Les Français sont majoritairement favorables au nucléaire

Dans les deux cas, ces décisions avaient pour but de masquer la poursuite d’une politique délibérément très favorable au nucléaire. La vérité, c’est que les socialistes sont à l’image des Français, massivement favorables au nucléaire, ils estiment qu’il constitue un atout majeur pour l’économie française, mais ils répugnent à l’assumer ouvertement pour ne pas fâcher leurs alliés.

Et le dossier de Fessenheim vient illustrer à merveille l’ambiguïté socialiste : François Hollande pourra plaider qu’il a tenu sa promesse, in extremis, mais dans les faits, la centrale n’a pas été fermée au cours de son mandat, rien d’irréversible n’a été entrepris et donc rien n’empêcherait un prochain président, par exemple François Fillon, d’en décider autrement. 

Du côté de l’entreprise EDF   

Là aussi, il y a beaucoup de non-dits. L’entreprise, tout comme les salariés d’EDF, n’étaient pas favorables à la fermeture de Fessenheim, mais EDF a bien compris que la décision n’était pas irréversible. Et surtout, elle s’est servi de l’ambiguïté de l’Etat pour négocier au mieux et arracher des concessions : la fermeture de Fessenheim ne pourrait pas entrer en vigueur avant que l’EPR de Flamanville ne soit terminé et mis en fonctionnement. Et EDF a obtenu une compensation financière, en fixe et en part variable, jusqu’en 2041 s’il vous plaît. Cela s’appelle une négociation très politique, très bien menée.  

Du côté des salariés, il y a bien sûr la défense de l’emploi, mais pour bien comprendre, il faut faire un peu d’histoire, et se souvenir que la CGT avait marché main dans la main avec la direction de l’entreprise, alors presque en cogestion, pour bâtir le grand projet nucléaire français et construire les centrales. Le tout au nom d’une religion de l’électricité, et d’une certaine idée, très gaullienne, de l’indépendance de la France. Culturellement, politiquement, la CGT a toujours été favorable au nucléaire.   
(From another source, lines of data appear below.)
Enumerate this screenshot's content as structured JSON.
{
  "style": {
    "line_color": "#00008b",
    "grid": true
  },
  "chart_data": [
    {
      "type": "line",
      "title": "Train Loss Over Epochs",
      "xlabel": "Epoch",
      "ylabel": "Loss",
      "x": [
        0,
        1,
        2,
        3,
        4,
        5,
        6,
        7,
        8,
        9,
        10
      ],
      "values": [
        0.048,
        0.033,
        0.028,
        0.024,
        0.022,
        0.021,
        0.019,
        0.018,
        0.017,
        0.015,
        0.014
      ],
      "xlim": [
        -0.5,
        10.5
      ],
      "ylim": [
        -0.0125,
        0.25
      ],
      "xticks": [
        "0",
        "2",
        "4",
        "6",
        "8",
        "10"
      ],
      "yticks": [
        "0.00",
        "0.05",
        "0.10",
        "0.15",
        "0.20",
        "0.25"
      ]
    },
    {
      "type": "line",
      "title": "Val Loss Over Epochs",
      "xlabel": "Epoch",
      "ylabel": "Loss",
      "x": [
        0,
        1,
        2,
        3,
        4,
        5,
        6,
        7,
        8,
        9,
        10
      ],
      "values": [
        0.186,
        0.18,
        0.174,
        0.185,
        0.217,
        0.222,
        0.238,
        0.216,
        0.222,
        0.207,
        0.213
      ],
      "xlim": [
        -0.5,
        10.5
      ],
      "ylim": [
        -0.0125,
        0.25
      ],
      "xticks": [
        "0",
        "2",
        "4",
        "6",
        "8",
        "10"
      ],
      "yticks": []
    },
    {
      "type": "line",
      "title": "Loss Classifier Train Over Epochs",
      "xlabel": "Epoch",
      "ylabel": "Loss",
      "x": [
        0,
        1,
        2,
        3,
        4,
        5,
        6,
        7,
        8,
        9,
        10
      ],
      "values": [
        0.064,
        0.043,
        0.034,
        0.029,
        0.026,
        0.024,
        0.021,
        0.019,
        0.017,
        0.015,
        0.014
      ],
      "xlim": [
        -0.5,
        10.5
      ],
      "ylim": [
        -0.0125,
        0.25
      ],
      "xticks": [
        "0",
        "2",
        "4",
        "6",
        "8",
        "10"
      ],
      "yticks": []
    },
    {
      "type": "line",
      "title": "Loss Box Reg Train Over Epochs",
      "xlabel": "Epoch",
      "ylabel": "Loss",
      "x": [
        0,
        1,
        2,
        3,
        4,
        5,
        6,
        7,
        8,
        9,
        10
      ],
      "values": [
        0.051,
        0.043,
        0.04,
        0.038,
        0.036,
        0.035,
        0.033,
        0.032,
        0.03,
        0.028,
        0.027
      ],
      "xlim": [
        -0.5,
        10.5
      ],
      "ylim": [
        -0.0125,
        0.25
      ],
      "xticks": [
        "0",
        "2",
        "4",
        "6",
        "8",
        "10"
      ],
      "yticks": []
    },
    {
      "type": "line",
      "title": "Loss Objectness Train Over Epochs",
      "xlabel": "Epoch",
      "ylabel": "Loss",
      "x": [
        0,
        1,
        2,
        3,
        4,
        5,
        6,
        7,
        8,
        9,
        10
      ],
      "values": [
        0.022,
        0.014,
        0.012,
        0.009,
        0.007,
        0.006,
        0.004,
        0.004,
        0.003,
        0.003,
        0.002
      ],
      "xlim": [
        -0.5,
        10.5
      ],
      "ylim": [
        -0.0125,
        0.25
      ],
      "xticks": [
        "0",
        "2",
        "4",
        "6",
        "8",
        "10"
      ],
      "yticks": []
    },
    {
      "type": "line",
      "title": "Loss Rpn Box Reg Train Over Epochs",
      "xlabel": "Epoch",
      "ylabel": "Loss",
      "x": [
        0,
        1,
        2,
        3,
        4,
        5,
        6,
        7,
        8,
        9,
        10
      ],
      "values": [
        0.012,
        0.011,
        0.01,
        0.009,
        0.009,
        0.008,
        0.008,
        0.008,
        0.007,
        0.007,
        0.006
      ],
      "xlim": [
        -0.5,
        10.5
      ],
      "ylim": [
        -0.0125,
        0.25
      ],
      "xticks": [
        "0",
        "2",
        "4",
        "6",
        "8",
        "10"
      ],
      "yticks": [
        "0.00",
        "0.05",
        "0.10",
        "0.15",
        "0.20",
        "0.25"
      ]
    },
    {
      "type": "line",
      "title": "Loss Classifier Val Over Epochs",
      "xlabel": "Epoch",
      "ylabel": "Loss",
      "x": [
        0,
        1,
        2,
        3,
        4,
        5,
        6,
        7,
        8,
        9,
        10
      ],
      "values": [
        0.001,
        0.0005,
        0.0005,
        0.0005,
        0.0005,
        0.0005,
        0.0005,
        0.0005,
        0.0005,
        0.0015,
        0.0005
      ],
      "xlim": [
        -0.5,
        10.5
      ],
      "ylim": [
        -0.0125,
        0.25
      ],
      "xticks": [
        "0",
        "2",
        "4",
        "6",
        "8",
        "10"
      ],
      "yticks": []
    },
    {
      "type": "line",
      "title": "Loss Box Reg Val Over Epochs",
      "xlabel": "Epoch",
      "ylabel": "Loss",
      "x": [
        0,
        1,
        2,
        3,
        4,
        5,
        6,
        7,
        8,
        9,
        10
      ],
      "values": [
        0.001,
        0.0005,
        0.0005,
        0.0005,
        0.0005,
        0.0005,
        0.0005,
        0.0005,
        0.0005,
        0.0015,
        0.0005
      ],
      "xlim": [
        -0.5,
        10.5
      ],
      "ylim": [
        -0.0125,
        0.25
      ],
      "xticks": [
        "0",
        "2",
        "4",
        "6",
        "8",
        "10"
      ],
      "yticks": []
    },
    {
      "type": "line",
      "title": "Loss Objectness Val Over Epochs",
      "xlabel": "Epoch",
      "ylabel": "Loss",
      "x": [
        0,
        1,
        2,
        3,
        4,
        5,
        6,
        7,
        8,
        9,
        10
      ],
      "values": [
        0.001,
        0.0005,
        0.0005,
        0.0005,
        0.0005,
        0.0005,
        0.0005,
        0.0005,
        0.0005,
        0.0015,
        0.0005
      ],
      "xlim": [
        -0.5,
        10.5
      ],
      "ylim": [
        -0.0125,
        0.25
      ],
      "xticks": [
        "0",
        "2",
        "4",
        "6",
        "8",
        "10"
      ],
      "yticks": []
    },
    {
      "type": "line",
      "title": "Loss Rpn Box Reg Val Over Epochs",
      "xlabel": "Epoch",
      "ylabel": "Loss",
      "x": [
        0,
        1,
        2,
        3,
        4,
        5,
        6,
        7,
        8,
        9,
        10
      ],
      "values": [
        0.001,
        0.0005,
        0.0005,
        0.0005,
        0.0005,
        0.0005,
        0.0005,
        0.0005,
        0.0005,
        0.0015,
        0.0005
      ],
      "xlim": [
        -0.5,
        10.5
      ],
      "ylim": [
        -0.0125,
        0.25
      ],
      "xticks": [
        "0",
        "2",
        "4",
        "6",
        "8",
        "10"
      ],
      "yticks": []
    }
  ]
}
Un dossier qui divise aussi les écologistes

Même si en façade, tous les dirigeants écologistes vous diront, la main sur le cœur, qu’ils exigent au nom de la sécurité et de la protection de l’environnement l’arrêt total et programmé du nucléaire, certains militants et experts en leur sein, notamment dans l’entourage de Nicolas Hulot, sont plus mesurés. Ils estiment que le nucléaire a, certes, des défauts, et même beaucoup de défauts, mais que dans le cadre de lutte contre le réchauffement climatique, le nucléaire est un moindre mal. Et même un atout décisif, au vu de l’urgence et de la gravité de la situation : le nucléaire n’émet pas plus de CO2 que l’éolien, il faut donc s'y résigner, plaident-ils, tant que les technologies ne résolvent pas le problème du stockage et de l’intermittence des énergies renouvelables.

D’autant, ajoutent ces experts, que l’autorité de sûreté nucléaire, aujourd’hui très crédible, a jugé sans risque le fonctionnement des deux réacteurs de Fessenheim pendant encore six ans. Dernier indice qu’on reparlera encore un certain temps de cette histoire bien française qu’est le feuilleton de Fessenheim.